There’s this billboard in Minneapolis; at least two of them, in fact. They are advertising an insurance company–a place were you pay money so you can be a little less worried if you get sick, or have a car accident, or a burglary, or you die or something. The billboard shows a sandwich of some kind, with cheese oozing out. And it says, “Oozing with Discounts.”
So, yeah, there you have it. You are driving along, and you go, “Ah! Yeah, I want to be protected by the company that oozes!”
But here’s what I can’t get out of my head.
Somewhere, probably in New York, some guy in a cubicle went, “Ah HA! Ooozing! That’s what I’ll go with! The client will like that!”
Then he went to his manager, who said, “Oh, good one, Whitcomb! Yes, the client will really like associating his company with the idea of oozing!”

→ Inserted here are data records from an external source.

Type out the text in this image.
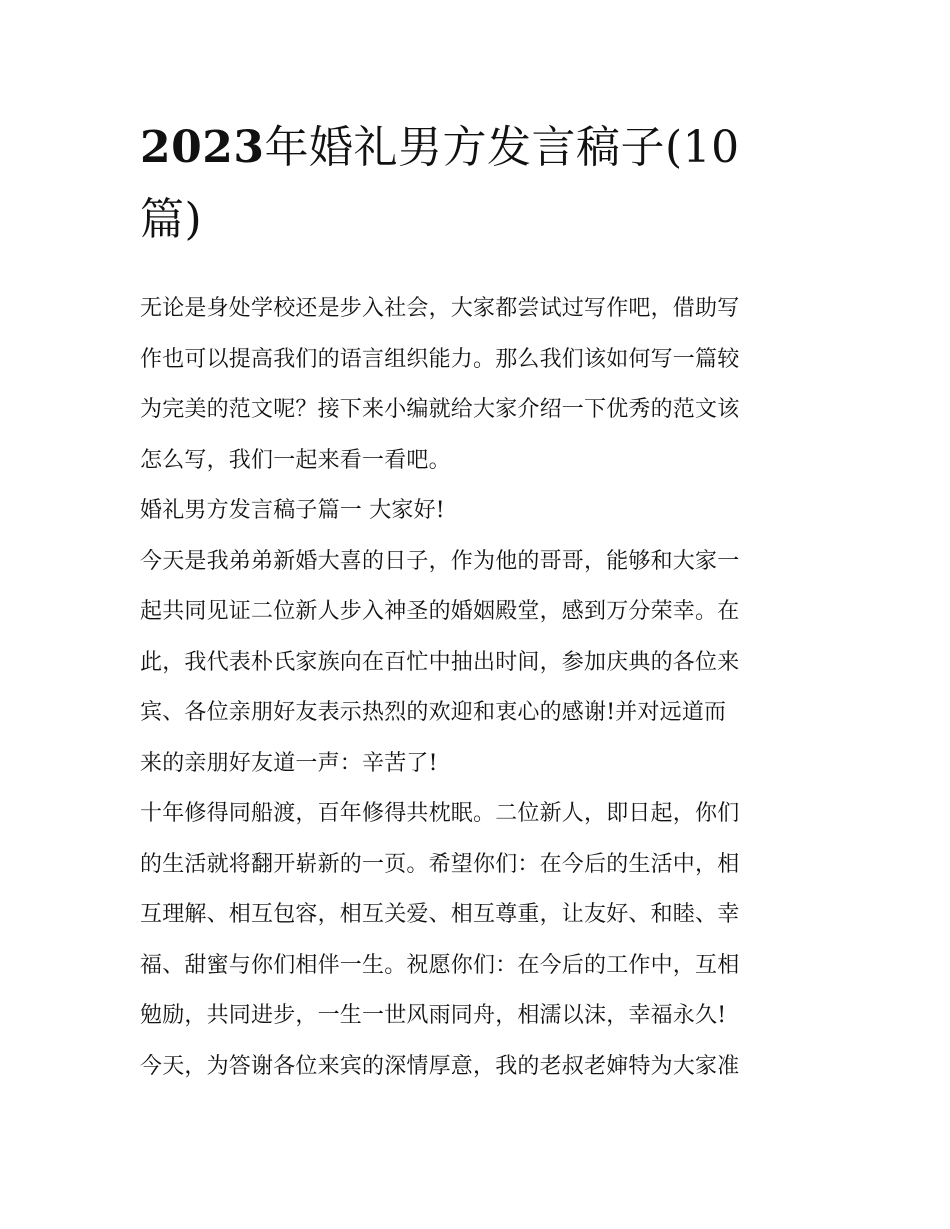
2023年婚礼男方发言稿子(10
篇)
无论是身处学校还是步入社会，大家都尝试过写作吧，借助写
作也可以提高我们的语言组织能力。那么我们该如何写一篇较
为完美的范文呢？接下来小编就给大家介绍一下优秀的范文该
怎么写，我们一起来看一看吧。
婚礼男方发言稿子篇一 大家好!
今天是我弟弟新婚大喜的日子，作为他的哥哥，能够和大家一
起共同见证二位新人步入神圣的婚姻殿堂，感到万分荣幸。在
此，我代表朴氏家族向在百忙中抽出时间，参加庆典的各位来
宾、各位亲朋好友表示热烈的欢迎和衷心的感谢!并对远道而
来的亲朋好友道一声：辛苦了!
十年修得同船渡，百年修得共枕眠。二位新人，即日起，你们
的生活就将翻开崭新的一页。希望你们：在今后的生活中，相
互理解、相互包容，相互关爱、相互尊重，让友好、和睦、幸
福、甜蜜与你们相伴一生。祝愿你们：在今后的工作中，互相
勉励，共同进步，一生一世风雨同舟，相濡以沫，幸福永久!
今天，为答谢各位来宾的深情厚意，我的老叔老婶特为大家准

Then they went to the client representative, who said, “Oh, smashing work, fellows! Yes, I can see it now, all over America. We will be the oozing insurance company!”
Then it went to the art department, where they created an oozing visual to go with the oozing words.
And then the company approved it all. They said, “Ah HA! This will get us our market share! We will be locked in with everyone who wants car insurance that makes one think of oozing fluids! Go us!”
And that’s how it happened. It boggles the mind.